To the honoured Ebyssybl Mollassand,
Unfortunately my agency will be unable to assist until you are willing to take a holistic solution to this problem.
Your continued insistence on using freelance agents to address a problem that should be handled by permanently retained specialist military units has led to a large accumulation of unsavoury elements within your kingdom. These merchants, whose behaviour would be considered criminal by any other standards, are tolerated because they are willing to do business with the "adventurers" upon whom you depend for internal security. Should your kingdom be attacked by an external power these adventurers, who it must be said have have no loyalty to the kingdom or indeed to anyone but themselves, could well end up fighting as mercenaries for our enemies. These freelance adventurers should be absorbed into your standing army and directed to the regions where they can do the most good rather than where they can gain the most profit. It is essential that the security of the nation is not put at risk any further.
A healthy pay and pension scheme, along with bonuses and rewards for securing strategically critical areas and recovering valuable equipment, out of which they should certainly be able to take their pick, would easily outweigh the short term benefits and risks of the solo adventure.
Your faithful servant,
Separatrix
Security Consultant
Guild of Anachronistic Trade Specialists
On the kingdom
It's clear from your description of adventurers that your kingdom has a problem. A country only exists so far as its own military, logistics and infrastructure controls the territory they claim. Especially in a more warlike age, you can sit there ranting that it's your land by right, but the only right is the right of the sword and if your army can't control that land it's not your kingdom. The same applies whether it's hostile armies, mad mages or troggs. Your territory, your army, your problem. What you can't control reverts to the wilds, the badlands, no-mans land. Once you have to start getting external agents in to control the local pests, people are going to start sniffing around what else you can't control, like your borders perhaps.
On adventurers
Adventurers should be out adventuring, this is not something that happens within the borders of your country (maybe within the borders of someone else's country though), what happens within the borders of your country is policing and pest control. If mad mages are a common regional pest then your army must be equipped to deal with them. Adventurers are basically criminals with a license, privateers on land if you like. They rob, the kill, they steal, they trespass, they cause ecological disasters. They upset gods and men alike wherever they go. They don't care about local predator prey balances, they don't care that dragons are endangered, that rocs are almost extinct, they don't care about local economies, they don't care how much of a mess they leave behind them on the road littered with the corpses of the people/beasts/things they meet.
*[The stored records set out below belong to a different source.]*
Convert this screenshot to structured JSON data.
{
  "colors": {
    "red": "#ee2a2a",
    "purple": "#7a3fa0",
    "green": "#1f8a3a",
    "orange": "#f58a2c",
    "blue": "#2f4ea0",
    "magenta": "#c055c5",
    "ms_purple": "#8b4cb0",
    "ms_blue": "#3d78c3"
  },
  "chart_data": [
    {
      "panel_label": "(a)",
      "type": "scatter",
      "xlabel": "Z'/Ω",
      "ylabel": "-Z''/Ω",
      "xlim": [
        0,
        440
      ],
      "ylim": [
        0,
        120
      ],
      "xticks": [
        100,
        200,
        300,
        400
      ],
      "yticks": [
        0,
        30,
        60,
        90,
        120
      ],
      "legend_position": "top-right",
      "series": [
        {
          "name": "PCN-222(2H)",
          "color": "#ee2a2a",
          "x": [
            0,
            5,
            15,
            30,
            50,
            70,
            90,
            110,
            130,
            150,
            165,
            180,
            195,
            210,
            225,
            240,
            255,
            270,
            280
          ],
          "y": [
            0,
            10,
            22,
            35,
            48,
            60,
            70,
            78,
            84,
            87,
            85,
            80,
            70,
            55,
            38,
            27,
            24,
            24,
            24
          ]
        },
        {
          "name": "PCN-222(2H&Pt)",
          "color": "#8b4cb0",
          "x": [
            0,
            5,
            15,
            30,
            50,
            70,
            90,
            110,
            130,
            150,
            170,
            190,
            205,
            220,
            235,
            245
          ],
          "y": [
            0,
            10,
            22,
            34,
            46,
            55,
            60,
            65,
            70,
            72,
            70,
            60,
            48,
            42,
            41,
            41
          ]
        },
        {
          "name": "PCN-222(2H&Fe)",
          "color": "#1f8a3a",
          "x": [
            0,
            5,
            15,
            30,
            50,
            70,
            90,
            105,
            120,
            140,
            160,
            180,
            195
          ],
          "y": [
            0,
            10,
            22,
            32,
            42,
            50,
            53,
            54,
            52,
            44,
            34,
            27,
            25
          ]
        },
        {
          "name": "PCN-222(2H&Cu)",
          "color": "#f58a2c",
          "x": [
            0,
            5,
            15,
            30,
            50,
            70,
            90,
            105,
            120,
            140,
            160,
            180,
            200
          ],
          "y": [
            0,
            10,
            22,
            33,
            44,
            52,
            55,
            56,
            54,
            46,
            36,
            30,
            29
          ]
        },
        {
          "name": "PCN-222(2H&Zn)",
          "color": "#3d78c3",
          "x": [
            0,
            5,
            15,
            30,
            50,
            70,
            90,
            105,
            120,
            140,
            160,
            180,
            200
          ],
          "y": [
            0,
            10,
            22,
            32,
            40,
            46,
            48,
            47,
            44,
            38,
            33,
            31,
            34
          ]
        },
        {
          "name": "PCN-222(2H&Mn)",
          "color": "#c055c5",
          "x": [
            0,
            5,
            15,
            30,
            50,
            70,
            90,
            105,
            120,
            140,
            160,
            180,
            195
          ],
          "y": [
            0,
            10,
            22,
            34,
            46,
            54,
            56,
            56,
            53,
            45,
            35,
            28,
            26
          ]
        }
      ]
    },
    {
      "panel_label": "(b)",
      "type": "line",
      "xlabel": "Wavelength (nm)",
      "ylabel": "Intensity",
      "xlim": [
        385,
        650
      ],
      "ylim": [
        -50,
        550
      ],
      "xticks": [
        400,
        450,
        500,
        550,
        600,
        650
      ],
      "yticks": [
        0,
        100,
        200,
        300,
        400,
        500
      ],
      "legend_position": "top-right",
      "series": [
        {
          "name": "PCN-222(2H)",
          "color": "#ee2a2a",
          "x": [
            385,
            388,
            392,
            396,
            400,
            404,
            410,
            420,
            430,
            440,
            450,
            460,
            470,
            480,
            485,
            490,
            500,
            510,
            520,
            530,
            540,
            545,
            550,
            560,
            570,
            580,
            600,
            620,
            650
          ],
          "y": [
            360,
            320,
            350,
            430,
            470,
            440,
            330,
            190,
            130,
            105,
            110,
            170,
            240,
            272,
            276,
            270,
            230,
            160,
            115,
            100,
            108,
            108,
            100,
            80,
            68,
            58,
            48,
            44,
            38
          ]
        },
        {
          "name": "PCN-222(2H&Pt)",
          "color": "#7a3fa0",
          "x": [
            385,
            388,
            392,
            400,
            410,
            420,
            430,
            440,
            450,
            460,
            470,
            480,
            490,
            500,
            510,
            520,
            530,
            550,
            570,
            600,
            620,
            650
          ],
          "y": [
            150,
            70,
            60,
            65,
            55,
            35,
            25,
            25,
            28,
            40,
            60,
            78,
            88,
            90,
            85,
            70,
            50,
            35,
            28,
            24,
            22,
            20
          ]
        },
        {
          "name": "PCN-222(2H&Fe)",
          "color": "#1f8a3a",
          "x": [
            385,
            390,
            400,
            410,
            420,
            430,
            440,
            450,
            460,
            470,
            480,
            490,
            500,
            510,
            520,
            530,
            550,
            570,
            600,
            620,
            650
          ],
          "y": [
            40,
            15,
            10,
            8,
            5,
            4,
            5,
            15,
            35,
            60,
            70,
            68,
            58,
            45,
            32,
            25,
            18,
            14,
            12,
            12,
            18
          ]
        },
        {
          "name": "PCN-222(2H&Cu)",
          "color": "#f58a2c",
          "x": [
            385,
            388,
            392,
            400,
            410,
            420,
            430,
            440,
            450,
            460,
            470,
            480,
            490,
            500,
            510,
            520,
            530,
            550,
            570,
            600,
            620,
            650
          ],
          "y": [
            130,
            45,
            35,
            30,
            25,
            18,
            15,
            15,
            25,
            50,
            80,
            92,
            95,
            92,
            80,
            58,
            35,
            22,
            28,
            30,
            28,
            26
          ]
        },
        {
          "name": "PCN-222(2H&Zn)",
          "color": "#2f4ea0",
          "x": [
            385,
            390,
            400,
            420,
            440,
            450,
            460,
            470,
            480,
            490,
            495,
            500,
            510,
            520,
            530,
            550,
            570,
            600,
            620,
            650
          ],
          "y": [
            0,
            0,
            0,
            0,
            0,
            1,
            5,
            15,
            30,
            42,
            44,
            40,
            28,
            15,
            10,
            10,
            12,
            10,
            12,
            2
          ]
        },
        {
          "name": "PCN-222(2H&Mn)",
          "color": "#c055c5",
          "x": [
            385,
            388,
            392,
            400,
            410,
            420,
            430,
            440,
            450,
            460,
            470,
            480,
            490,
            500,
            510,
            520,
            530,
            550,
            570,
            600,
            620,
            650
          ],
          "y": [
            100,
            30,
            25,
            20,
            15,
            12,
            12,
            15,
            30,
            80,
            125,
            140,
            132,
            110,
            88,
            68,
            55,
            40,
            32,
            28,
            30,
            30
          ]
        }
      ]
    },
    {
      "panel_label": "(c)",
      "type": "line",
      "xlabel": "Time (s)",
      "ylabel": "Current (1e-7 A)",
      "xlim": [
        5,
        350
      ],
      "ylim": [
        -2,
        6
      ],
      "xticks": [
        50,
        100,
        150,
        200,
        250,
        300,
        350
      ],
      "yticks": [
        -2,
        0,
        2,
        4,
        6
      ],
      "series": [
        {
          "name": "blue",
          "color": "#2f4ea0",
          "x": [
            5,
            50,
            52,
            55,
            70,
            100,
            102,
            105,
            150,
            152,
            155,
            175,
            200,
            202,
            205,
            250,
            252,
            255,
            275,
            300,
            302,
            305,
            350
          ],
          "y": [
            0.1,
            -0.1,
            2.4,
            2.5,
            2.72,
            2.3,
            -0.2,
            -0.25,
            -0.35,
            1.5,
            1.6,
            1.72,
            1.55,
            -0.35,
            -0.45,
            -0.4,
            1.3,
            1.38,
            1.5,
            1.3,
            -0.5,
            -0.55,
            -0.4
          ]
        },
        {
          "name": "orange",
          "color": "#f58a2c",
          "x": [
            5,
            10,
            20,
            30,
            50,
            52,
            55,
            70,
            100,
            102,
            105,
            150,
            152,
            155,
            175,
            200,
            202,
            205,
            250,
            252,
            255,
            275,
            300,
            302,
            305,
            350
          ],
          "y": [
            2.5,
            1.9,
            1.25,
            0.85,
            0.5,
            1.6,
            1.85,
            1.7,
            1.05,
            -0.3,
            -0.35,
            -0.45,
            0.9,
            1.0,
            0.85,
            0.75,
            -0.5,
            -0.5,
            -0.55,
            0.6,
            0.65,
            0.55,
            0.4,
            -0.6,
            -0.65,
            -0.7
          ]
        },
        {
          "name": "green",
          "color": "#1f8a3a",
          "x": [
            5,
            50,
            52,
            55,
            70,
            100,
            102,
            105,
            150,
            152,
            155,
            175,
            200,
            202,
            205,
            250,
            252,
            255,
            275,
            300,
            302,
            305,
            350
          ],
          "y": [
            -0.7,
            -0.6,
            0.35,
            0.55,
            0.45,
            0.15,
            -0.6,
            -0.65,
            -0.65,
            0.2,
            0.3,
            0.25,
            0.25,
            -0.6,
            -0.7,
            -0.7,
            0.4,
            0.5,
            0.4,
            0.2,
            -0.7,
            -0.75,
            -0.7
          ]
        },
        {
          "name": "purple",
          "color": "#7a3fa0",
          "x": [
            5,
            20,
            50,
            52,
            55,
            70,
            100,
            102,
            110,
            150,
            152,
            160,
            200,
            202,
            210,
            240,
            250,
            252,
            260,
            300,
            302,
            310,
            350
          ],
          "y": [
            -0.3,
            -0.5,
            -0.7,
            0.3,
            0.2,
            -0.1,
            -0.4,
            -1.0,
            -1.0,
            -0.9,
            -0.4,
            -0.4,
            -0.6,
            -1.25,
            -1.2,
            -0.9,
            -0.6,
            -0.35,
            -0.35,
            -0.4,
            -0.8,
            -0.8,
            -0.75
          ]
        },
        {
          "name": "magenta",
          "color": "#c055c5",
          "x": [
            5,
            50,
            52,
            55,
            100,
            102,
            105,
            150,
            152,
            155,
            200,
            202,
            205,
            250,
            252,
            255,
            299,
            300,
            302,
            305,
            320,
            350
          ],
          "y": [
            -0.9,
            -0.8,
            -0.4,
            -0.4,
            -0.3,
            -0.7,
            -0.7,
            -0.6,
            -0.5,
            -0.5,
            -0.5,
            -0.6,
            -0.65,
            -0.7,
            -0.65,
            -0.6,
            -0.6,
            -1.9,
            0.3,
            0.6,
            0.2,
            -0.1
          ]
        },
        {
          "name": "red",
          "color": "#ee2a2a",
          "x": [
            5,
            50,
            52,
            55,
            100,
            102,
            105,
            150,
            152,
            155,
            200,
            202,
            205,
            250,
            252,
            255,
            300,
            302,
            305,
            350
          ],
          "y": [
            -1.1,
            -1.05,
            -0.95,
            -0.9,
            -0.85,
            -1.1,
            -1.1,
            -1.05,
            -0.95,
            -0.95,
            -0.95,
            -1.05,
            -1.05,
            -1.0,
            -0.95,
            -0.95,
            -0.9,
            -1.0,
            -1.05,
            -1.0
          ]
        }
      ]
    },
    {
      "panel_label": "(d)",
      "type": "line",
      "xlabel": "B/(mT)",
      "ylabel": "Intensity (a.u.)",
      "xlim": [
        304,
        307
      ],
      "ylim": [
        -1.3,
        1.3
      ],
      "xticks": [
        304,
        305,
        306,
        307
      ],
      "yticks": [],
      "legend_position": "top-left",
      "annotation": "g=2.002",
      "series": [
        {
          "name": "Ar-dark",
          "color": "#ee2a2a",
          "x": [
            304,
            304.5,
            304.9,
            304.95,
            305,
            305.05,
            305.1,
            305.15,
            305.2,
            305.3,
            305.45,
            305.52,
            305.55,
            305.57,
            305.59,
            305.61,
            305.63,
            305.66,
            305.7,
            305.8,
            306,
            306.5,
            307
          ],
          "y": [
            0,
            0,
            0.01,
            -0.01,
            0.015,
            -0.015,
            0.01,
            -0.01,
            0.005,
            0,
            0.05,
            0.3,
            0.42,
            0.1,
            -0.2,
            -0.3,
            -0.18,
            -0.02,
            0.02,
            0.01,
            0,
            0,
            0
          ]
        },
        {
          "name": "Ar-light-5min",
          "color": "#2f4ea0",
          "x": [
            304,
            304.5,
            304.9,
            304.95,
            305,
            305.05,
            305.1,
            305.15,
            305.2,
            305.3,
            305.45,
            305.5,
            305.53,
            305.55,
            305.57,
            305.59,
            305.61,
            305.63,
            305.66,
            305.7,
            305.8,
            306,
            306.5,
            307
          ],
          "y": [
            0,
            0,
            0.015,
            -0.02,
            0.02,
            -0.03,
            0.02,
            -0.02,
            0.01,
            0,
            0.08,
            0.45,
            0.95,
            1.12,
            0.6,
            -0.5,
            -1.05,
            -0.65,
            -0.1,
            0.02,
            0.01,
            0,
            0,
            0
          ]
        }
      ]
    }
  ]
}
All they care about is glory, beer, money in approximately that order.
To crush your enemies, see them driven before you, and hear the lamentation of their women.
This rather casual attitude of roaming adventurers to the wellbeing and economic balance of a region is a good reason not to allow them into the area, regardless of short term benefits they may apparently bring (apart of course, from the glorious sons of our nation returned home to spread their wealth).
On merchants turning into villains
Your merchants are villains, to be specific, they're fences. They buy goods of often highly questionable origin from the "adventurers" and sell them back onto the open market. They don't ask questions, they launder salvaged goods, stolen goods, whatever. Some master craftsman somewhere made this stuff, it certainly wasn't the adventurer selling it, it's equally unlikely the adventurer paid for it. Adventurers being adventurers couldn't really care less what the merchants do with the items sold to them, all they care about is getting the best price (and where the tavern/brothel is).
However there is a standard issue solution when it comes to merchants and other civilians attempting to use high end combat equipment:
A good sword in the hands of someone who doesn't know how to use it will soon find its way into the hands of someone who does.
(I've never been able to trace this quote)
Should this be a repeat problem rather than one quickly solved with an arrow to the knee, then a royal monopoly on purchasing anything that comes out of the labyrinth should be easy to establish.
On Puzzleville
A town that springs up in a place like this could at best be described as a frontier town. Its population is going to be the people who know that the way to profit from a gold rush is to sell picks and shovels, it's going to be thieves, prostitutes and innkeepers. The borderline mass murdering, grave robbing, temple looting, "adventurers" who pass through are not going to be people you want in your country. The best thing you could do with a town like Puzzleville on your patch is to kill it with fire. Then salt the ground and put in a permanent garrison to stop people accessing the labyrinth. You do not want the people who gravitate to a place like this in your country.
If this labyrinth has suddenly cropped up in the heart of your territory and you're looking for a way to exploit it then you have to take a different approach. The town should be a military town, the entrance to the labyrinth tightly controlled. Who knows what could come out or try to get in.
The garrison should hold a full kit inspection for anyone going in or out. Nobody is allowed in unless they are adequately equipped and experienced, all persons coming out again must submit loot they haven't chosen to use for inspection and purchase, at a good price, by the garrison quartermaster. The garrison itself should be equipped from this source. In return the adventurers passing through should be allowed access to the garrison facilities, catering, accommodation, blacksmiths for armour repair etc. Only the most mundane and mildly magical toys should be allowed onto the open market.